At the least, even if not for crawls.. a bag is invaluable for carrying heavy kit hanging below you on pitches when ascending/descending especially if space is too tight for over shoulder coils as a coil if rope hung below you will snag??
 
After crawling and squeezing with a lot of rope and carabiners yesterday (luckily I ended up doing a smaller share of the can't see how sensibly you could do it without a bag, or it'd all end up a filthy mess, and quite possibly get hooked and tangled up on the journey.
Yup. Pretty much... :)

At the least, even if not for crawls.. a bag is invaluable for carrying heavy kit hanging below you on pitches when ascending/descending especially if space is too tight for over shoulder coils as a coil if rope hung below you will snag??
Well, we usually don't wear anything on our persons anyway. Packs, ropes, kit bags, etc... get either dangled below us via a tether, or, he raise/lower them after climbing or abseiling.
 
fully static
Worth bearing in mind nothing is really ‘fully static’ even steel wire will stretch under enough load. Think there’s been a subtle push in various circles to move towards ‘semi-static’/‘low stretch’ terminology being used in place of ‘static’ as it’s more accurate.

Bit pernickety I know! Happy to be corrected if anyone knows of any rope that would be considered no-stretch/static
 
Indeed, as a structural engineer I know that everything stretches under load. European ropes are described as semi-static, and typically stretch 3% to 4% at 10% of the breaking load, so by comparison I'm considering 1% (not sure at what load?) as static. I was once offered some Marlow Black rope (can't say by whom) which is the kind of thing used to abseil from helicopters, and decided it was too static for SRT.
 
If I were to carry a long rope through a walking passage cave without a bag I would butterfly coil it and wear it like a rucksack
 
The British Caving Association is a governing body only in the sense that that's the name given to the recognised national associations of all sports. It doesn't govern caving, there are no cave police. Some caves have gates, but that's usually because the landowner requires it or there are particularly vulnerable formations.

You use stiffer ropes because your philosophy is not to worry too much if they touch the rock.

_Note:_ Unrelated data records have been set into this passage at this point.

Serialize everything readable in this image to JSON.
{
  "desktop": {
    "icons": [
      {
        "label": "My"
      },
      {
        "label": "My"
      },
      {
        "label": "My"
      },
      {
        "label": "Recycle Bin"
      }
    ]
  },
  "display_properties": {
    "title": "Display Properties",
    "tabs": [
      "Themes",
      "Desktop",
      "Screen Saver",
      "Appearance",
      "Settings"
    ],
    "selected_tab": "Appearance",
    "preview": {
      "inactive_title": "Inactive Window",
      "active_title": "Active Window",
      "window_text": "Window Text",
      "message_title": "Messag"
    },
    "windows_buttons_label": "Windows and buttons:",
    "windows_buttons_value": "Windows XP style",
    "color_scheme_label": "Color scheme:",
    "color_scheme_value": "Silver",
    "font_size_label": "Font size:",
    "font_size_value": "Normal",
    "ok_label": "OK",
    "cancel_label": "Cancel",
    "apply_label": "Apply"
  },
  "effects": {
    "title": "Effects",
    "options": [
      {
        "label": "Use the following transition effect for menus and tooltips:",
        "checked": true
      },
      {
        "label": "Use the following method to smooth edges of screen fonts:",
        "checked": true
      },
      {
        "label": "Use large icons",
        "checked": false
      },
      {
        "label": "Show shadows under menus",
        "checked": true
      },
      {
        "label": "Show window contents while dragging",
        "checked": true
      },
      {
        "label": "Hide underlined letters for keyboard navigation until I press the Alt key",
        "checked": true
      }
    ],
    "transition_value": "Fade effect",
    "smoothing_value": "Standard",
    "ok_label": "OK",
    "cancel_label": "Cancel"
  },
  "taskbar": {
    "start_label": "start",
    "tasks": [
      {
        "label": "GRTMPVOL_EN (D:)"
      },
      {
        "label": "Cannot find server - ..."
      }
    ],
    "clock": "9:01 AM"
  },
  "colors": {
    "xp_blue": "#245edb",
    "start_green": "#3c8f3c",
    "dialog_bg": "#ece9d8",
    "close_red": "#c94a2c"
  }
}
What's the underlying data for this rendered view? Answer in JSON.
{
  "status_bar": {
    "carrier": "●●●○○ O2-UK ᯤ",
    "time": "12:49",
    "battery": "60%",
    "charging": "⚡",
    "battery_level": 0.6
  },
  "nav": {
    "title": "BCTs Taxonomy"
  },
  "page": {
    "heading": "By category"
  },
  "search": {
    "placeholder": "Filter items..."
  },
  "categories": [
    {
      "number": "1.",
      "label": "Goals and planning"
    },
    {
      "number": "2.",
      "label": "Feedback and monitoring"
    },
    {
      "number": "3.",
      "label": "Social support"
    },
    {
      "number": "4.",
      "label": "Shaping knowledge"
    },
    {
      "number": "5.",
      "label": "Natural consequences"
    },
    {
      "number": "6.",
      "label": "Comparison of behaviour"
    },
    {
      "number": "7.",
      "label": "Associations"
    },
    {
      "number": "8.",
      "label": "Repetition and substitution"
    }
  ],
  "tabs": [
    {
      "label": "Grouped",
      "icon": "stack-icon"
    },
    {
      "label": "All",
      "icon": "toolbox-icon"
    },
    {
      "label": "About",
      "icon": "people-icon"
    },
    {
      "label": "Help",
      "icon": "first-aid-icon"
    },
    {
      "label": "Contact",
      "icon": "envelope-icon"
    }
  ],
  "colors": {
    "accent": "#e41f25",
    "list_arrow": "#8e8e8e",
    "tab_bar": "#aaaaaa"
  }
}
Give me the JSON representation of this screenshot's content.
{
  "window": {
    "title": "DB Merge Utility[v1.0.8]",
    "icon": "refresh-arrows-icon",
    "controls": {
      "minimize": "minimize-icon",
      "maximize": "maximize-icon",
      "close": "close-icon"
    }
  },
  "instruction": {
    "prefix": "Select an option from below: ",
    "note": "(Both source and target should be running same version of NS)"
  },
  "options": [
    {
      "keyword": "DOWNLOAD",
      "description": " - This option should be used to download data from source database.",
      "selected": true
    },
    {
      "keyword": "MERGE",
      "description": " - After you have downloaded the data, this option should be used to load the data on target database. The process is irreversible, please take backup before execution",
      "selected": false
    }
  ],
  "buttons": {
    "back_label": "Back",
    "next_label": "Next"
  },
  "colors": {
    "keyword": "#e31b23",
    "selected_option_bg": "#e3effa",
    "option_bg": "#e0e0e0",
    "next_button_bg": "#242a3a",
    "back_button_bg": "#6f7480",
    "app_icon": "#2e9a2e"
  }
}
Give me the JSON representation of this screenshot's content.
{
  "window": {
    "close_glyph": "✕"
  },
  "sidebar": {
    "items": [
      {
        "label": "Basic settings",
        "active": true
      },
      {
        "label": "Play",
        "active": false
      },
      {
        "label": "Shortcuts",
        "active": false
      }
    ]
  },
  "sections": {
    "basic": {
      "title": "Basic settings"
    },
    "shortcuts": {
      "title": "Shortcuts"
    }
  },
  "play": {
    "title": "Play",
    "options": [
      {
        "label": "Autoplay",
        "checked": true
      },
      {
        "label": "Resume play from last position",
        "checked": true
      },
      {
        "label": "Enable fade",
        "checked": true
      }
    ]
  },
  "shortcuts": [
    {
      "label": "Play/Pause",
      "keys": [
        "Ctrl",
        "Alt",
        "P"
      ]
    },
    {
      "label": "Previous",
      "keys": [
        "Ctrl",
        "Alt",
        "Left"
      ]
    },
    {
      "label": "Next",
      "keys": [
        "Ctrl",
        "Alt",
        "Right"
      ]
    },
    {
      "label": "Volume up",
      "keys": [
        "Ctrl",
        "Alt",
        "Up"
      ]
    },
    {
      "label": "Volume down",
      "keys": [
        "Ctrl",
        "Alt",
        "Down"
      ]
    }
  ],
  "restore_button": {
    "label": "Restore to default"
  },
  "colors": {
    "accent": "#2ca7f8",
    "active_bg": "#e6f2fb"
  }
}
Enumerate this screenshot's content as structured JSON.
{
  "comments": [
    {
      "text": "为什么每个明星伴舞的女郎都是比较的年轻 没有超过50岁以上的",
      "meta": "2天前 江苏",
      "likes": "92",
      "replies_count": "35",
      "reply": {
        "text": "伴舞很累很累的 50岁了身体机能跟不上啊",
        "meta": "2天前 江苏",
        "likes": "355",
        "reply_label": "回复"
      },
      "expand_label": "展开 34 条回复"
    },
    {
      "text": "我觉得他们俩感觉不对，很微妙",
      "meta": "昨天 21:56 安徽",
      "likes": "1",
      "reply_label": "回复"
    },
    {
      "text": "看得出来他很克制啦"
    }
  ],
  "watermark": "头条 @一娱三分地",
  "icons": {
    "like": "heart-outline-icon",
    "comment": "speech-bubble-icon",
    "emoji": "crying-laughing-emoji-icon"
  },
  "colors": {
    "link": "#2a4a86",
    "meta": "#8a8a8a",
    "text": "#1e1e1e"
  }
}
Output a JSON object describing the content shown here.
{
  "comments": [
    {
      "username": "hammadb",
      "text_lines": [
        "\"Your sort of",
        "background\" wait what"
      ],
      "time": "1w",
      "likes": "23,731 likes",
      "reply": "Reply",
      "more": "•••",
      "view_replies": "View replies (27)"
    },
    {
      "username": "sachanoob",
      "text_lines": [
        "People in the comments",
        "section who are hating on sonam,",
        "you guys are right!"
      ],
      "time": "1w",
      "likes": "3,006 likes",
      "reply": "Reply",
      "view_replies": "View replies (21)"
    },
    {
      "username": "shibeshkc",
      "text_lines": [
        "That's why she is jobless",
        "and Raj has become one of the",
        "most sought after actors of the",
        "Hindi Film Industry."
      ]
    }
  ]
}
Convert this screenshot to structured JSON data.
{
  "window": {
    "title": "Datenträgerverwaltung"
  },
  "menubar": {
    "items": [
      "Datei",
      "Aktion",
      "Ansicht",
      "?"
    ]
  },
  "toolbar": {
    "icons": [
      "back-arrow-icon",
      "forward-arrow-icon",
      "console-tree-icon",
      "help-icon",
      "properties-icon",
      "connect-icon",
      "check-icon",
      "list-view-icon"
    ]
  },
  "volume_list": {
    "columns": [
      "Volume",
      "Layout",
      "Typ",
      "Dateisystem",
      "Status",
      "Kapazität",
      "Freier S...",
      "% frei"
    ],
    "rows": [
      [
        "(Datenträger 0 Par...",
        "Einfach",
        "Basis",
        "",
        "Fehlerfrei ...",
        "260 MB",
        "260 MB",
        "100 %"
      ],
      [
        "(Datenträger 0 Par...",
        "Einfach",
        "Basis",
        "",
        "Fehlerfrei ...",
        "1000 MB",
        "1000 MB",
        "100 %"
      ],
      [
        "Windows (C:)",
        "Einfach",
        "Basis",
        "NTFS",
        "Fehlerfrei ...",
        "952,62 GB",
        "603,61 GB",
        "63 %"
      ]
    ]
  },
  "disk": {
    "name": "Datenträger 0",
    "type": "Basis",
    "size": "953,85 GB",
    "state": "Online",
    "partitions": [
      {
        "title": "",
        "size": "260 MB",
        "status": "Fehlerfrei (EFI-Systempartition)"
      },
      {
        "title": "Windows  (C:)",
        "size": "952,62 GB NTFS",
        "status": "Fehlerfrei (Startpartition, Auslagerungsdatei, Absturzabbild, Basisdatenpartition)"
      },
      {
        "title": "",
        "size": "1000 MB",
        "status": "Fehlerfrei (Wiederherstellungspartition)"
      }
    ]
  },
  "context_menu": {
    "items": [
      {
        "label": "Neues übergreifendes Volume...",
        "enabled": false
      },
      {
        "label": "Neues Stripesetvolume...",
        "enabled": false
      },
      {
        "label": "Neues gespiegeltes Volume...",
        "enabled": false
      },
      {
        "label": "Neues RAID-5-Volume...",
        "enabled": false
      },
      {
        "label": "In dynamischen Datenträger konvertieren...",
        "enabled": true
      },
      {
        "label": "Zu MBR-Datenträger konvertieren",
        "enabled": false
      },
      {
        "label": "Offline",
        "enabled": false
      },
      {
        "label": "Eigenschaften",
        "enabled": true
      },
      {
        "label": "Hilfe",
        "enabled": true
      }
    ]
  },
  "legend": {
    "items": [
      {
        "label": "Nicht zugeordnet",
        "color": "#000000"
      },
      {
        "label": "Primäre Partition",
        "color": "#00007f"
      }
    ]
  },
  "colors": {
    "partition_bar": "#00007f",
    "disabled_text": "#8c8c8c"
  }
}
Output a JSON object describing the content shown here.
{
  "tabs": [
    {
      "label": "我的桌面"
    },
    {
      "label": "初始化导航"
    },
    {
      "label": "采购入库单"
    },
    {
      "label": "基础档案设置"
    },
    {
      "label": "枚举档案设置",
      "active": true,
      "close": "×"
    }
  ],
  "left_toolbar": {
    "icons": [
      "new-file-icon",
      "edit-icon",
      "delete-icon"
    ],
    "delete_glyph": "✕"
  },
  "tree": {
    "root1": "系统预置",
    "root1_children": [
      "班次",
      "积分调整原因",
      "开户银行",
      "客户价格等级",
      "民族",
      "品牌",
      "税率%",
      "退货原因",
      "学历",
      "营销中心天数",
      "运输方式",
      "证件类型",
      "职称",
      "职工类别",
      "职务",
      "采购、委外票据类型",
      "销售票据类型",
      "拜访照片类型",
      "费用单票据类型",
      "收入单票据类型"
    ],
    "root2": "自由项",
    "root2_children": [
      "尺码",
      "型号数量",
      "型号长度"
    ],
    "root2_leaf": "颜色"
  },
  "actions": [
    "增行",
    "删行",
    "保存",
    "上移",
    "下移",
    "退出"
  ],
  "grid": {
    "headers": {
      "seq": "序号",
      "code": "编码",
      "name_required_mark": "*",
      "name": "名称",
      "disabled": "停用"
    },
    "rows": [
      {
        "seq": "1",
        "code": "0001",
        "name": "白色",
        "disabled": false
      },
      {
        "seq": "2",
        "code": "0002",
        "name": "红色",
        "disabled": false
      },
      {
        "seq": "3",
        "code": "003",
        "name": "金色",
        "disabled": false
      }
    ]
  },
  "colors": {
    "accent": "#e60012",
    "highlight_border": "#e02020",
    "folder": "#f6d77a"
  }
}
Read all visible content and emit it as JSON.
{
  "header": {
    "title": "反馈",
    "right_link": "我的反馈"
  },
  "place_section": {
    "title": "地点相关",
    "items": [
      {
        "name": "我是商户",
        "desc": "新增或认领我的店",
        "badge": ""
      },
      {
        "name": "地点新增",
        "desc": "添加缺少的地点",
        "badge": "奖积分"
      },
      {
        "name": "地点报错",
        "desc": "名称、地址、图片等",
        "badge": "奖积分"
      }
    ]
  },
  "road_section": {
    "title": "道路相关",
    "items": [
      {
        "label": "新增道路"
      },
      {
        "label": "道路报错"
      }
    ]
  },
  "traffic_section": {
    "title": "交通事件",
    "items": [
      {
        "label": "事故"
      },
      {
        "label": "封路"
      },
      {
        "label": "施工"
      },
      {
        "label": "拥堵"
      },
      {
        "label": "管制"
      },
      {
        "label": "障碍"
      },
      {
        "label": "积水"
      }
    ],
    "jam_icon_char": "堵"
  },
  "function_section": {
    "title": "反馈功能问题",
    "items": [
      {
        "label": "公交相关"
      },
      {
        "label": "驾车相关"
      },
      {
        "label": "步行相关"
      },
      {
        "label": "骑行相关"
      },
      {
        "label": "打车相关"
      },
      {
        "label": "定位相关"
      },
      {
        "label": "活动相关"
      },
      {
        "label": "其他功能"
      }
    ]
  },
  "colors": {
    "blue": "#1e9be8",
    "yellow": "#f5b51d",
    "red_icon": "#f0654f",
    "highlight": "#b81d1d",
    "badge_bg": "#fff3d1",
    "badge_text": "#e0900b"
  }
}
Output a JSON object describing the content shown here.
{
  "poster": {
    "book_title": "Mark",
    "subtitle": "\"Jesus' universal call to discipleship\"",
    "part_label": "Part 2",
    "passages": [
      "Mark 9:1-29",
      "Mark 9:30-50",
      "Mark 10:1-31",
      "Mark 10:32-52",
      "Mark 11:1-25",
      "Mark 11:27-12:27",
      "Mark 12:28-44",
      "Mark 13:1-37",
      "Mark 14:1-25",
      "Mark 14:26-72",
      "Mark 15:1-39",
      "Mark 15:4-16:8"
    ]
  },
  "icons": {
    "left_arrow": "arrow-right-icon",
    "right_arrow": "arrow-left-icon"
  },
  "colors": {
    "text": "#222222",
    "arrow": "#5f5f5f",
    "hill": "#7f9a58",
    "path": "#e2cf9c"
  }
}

I think you may typically have longer, straighter pitches? If you were to use European/UK ropes and not worry about contact you would have broken ropes. I doubt you could safely rig a US cave with 8mm or 9mm rope because the anchors won't be in the right place for that style of rigging.
Meh. Plenty of of caves have relatively free hanging drops when rigged, and rope pads can take much more abuse than most UK cavers seem to think. If it's something super sharp I'll pad or redirect it, but usually I just go for it, and I've never had so much as a small fuzzy spot so far.
 
Meh. Plenty of of caves have relatively free hanging drops when rigged, and rope pads can take much more abuse than most UK cavers seem to think. If it's something super sharp I'll pad or redirect it, but usually I just go for it, and I've never had so much as a small fuzzy spot so far.
We rarely use rope pads, because our rigging style is such that we don't need to. The American rigging style and ropes are different to the European rigging style and ropes. The European ropes would be lethal using the American rigging style, and the American ropes would be too stiff and inflexible to make European rigging very easy. I'm not saying one is preferable to the other - just that they are different, and somewhat incompatible.